O evento contou também com a presença de importantes personalidades de outros partidos, como o prefeito de Niterói, Rodrigo Neves (PDT), o embaixador Celso Amorim (PT), que também é pre-candidato ao governo no estado, e o senador Lindberg Farias (PT).
Lideranças de diversos movimentos sociais prestigiaram a cerimônia.
O vídeo de todo o evento pode ser visto abaixo. Eu gostei especialmente do discurso do prefeito de Niterói, Rodrigo Neves (PDT), que começa mais ou menos no minuto 26:00 (ou 2:09:52, de trás para frente).
Entre as falas, no minuto 49:00 (1:47:35 de trás para frente) foi exibido um vídeo da vereadora Marielle Franco (PSOL), seguido de um emocionante discurso sobre o profundo impacto político de sua morte.
Voltemos ao tema da frente única de esquerda, com Marcelo Freixo à frente.

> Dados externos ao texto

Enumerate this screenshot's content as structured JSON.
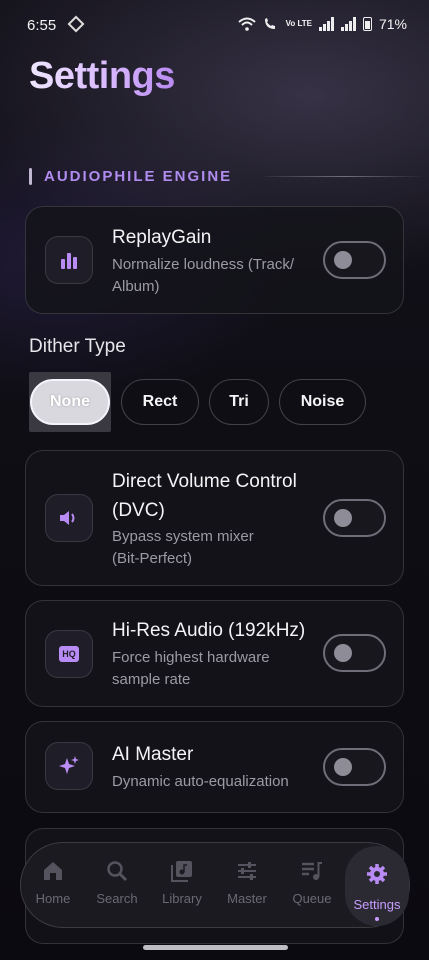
{
  "status_bar": {
    "time": "6:55",
    "battery": "71%",
    "network_label": "Vo LTE"
  },
  "page": {
    "title": "Settings"
  },
  "section": {
    "label": "AUDIOPHILE ENGINE"
  },
  "replaygain": {
    "title": "ReplayGain",
    "desc_line1": "Normalize loudness (Track/",
    "desc_line2": "Album)",
    "enabled": false
  },
  "dither": {
    "label": "Dither Type",
    "options": [
      "None",
      "Rect",
      "Tri",
      "Noise"
    ],
    "selected": "None"
  },
  "dvc": {
    "title_line1": "Direct Volume Control",
    "title_line2": "(DVC)",
    "desc_line1": "Bypass system mixer",
    "desc_line2": "(Bit-Perfect)",
    "enabled": false
  },
  "hires": {
    "title": "Hi-Res Audio (192kHz)",
    "desc_line1": "Force highest hardware",
    "desc_line2": "sample rate",
    "enabled": false,
    "icon_text": "HQ"
  },
  "ai_master": {
    "title": "AI Master",
    "desc": "Dynamic auto-equalization",
    "enabled": false
  },
  "nav": {
    "items": [
      {
        "label": "Home",
        "icon": "home-icon"
      },
      {
        "label": "Search",
        "icon": "search-icon"
      },
      {
        "label": "Library",
        "icon": "library-icon"
      },
      {
        "label": "Master",
        "icon": "sliders-icon"
      },
      {
        "label": "Queue",
        "icon": "queue-icon"
      },
      {
        "label": "Settings",
        "icon": "gear-icon"
      }
    ],
    "active": "Settings"
  },
  "colors": {
    "accent": "#b08cf0",
    "active_nav": "#c79dff",
    "background": "#0f0e15"
  }
}
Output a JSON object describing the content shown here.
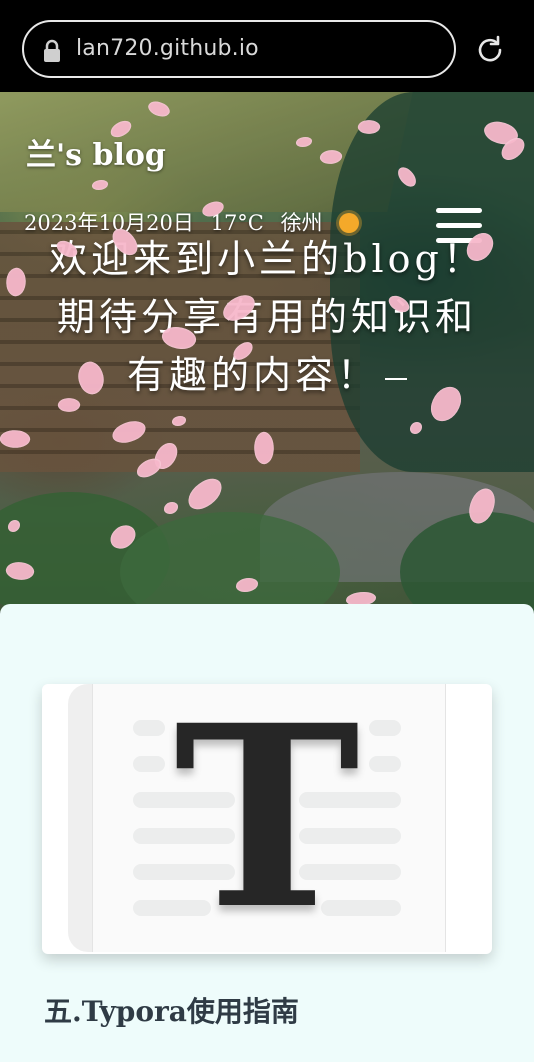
{
  "browser": {
    "url": "lan720.github.io"
  },
  "hero": {
    "blog_title": "兰's blog",
    "date": "2023年10月20日",
    "temperature": "17°C",
    "city": "徐州",
    "weather_icon": "sun-icon",
    "welcome_text": "欢迎来到小兰的blog！期待分享有用的知识和有趣的内容！"
  },
  "post": {
    "title": "五.Typora使用指南",
    "thumbnail_letter": "T"
  },
  "colors": {
    "card_background": "#eefcfb",
    "petal": "#f7b8cb",
    "sun": "#f4a92a"
  }
}
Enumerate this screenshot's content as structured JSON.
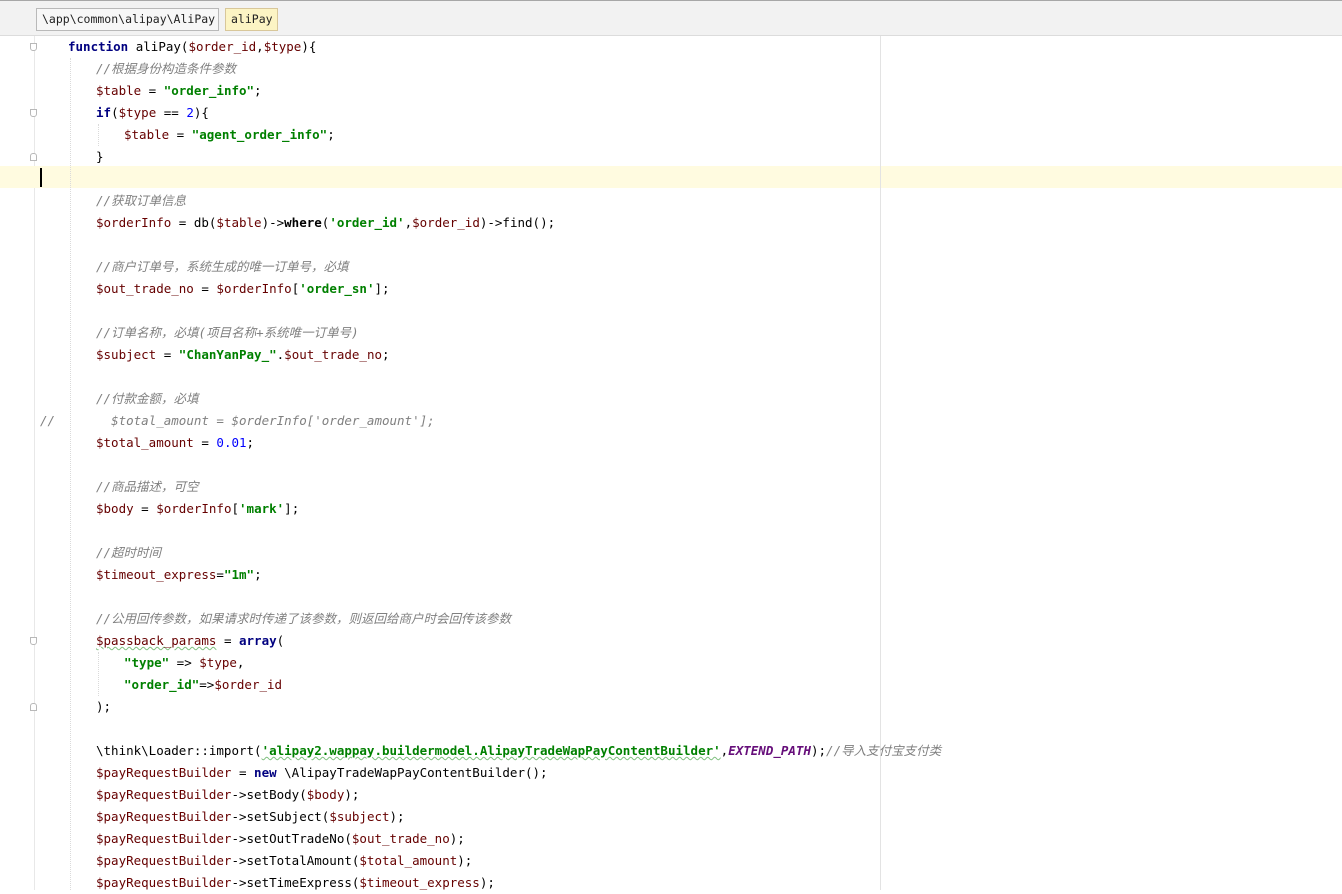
{
  "breadcrumb": {
    "path": "\\app\\common\\alipay\\AliPay",
    "function": "aliPay"
  },
  "code": {
    "l1_kw": "function",
    "l1_name": "aliPay",
    "l1_paren": "(",
    "l1_arg1": "$order_id",
    "l1_comma": ",",
    "l1_arg2": "$type",
    "l1_close": "){",
    "l2": "//根据身份构造条件参数",
    "l3_var": "$table",
    "l3_eq": " = ",
    "l3_str": "\"order_info\"",
    "l3_semi": ";",
    "l4_kw": "if",
    "l4_open": "(",
    "l4_var": "$type",
    "l4_op": " == ",
    "l4_num": "2",
    "l4_close": "){",
    "l5_var": "$table",
    "l5_eq": " = ",
    "l5_str": "\"agent_order_info\"",
    "l5_semi": ";",
    "l6": "}",
    "l8": "//获取订单信息",
    "l9_var": "$orderInfo",
    "l9_eq": " = db(",
    "l9_arg": "$table",
    "l9_arrow": ")->",
    "l9_where": "where",
    "l9_p": "(",
    "l9_str": "'order_id'",
    "l9_c": ",",
    "l9_arg2": "$order_id",
    "l9_end": ")->find();",
    "l11": "//商户订单号，系统生成的唯一订单号，必填",
    "l12_var": "$out_trade_no",
    "l12_eq": " = ",
    "l12_var2": "$orderInfo",
    "l12_b": "[",
    "l12_str": "'order_sn'",
    "l12_end": "];",
    "l14": "//订单名称，必填(项目名称+系统唯一订单号)",
    "l15_var": "$subject",
    "l15_eq": " = ",
    "l15_str": "\"ChanYanPay_\"",
    "l15_dot": ".",
    "l15_var2": "$out_trade_no",
    "l15_semi": ";",
    "l17": "//付款金额，必填",
    "l18_slash": "//",
    "l18_rest": "$total_amount = $orderInfo['order_amount'];",
    "l19_var": "$total_amount",
    "l19_eq": " = ",
    "l19_num": "0.01",
    "l19_semi": ";",
    "l21": "//商品描述，可空",
    "l22_var": "$body",
    "l22_eq": " = ",
    "l22_var2": "$orderInfo",
    "l22_b": "[",
    "l22_str": "'mark'",
    "l22_end": "];",
    "l24": "//超时时间",
    "l25_var": "$timeout_express",
    "l25_eq": "=",
    "l25_str": "\"1m\"",
    "l25_semi": ";",
    "l27": "//公用回传参数，如果请求时传递了该参数，则返回给商户时会回传该参数",
    "l28_var": "$passback_params",
    "l28_eq": " = ",
    "l28_kw": "array",
    "l28_p": "(",
    "l29_str": "\"type\"",
    "l29_arrow": " => ",
    "l29_var": "$type",
    "l29_c": ",",
    "l30_str": "\"order_id\"",
    "l30_arrow": "=>",
    "l30_var": "$order_id",
    "l31": ");",
    "l33_a": "\\think\\Loader::import(",
    "l33_str": "'alipay2.wappay.buildermodel.AlipayTradeWapPayContentBuilder'",
    "l33_c": ",",
    "l33_const": "EXTEND_PATH",
    "l33_p": ");",
    "l33_cmt": "//导入支付宝支付类",
    "l34_var": "$payRequestBuilder",
    "l34_eq": " = ",
    "l34_kw": "new",
    "l34_rest": " \\AlipayTradeWapPayContentBuilder();",
    "l35_var": "$payRequestBuilder",
    "l35_m": "->setBody(",
    "l35_arg": "$body",
    "l35_end": ");",
    "l36_var": "$payRequestBuilder",
    "l36_m": "->setSubject(",
    "l36_arg": "$subject",
    "l36_end": ");",
    "l37_var": "$payRequestBuilder",
    "l37_m": "->setOutTradeNo(",
    "l37_arg": "$out_trade_no",
    "l37_end": ");",
    "l38_var": "$payRequestBuilder",
    "l38_m": "->setTotalAmount(",
    "l38_arg": "$total_amount",
    "l38_end": ");",
    "l39_var": "$payRequestBuilder",
    "l39_m": "->setTimeExpress(",
    "l39_arg": "$timeout_express",
    "l39_end": ");"
  }
}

A ideia é boa, e a divulgação da proposta teve o efeito positivo de quebrar o tabu que existia, até então, sobre uma eventual (e inusitada) aliança entre PT/PCdoB e PSOL, que representam pólos de esquerda bastante diferentes, apesar da crescente unidade programática de todos, desde pelo menos 2015, quando passaram a formar, nas ruas e no congresso, um bloco unido contra iniciativas conservadoras, o golpe e o fascismo.
A maneira como a ideia foi lançada, no entanto, talvez não tenha sido a melhor.
Esse tipo de iniciativa precisa ser, antes de tudo, costurada entre as lideranças, e não plantada num grande jornal. Alguma liderança do PT deveria telefonar para uma liderança do PSOL, para conversar e marcar um encontro reservado. Em seguida, poderiam ser organizados debates em conjunto, sobre temas nos quais fosse possível se construir uma agenda harmônica.
Esta liderança do PT deveria ser alguém mais próximo aos quadros do PSOL, e não Quaquá, presidente estadual da legenda, que representa justamente as alas do PT mais polarizadas com o PSOL.
A maneira como a ideia foi lançada pareceu mais uma provocação, mesmo sendo, em teoria, uma ideia excelente, que encontra aceitação em boa parte da enorme esquerda social, não-partidária, não-organizada, que caracteriza a maioria da esquerda fluminense.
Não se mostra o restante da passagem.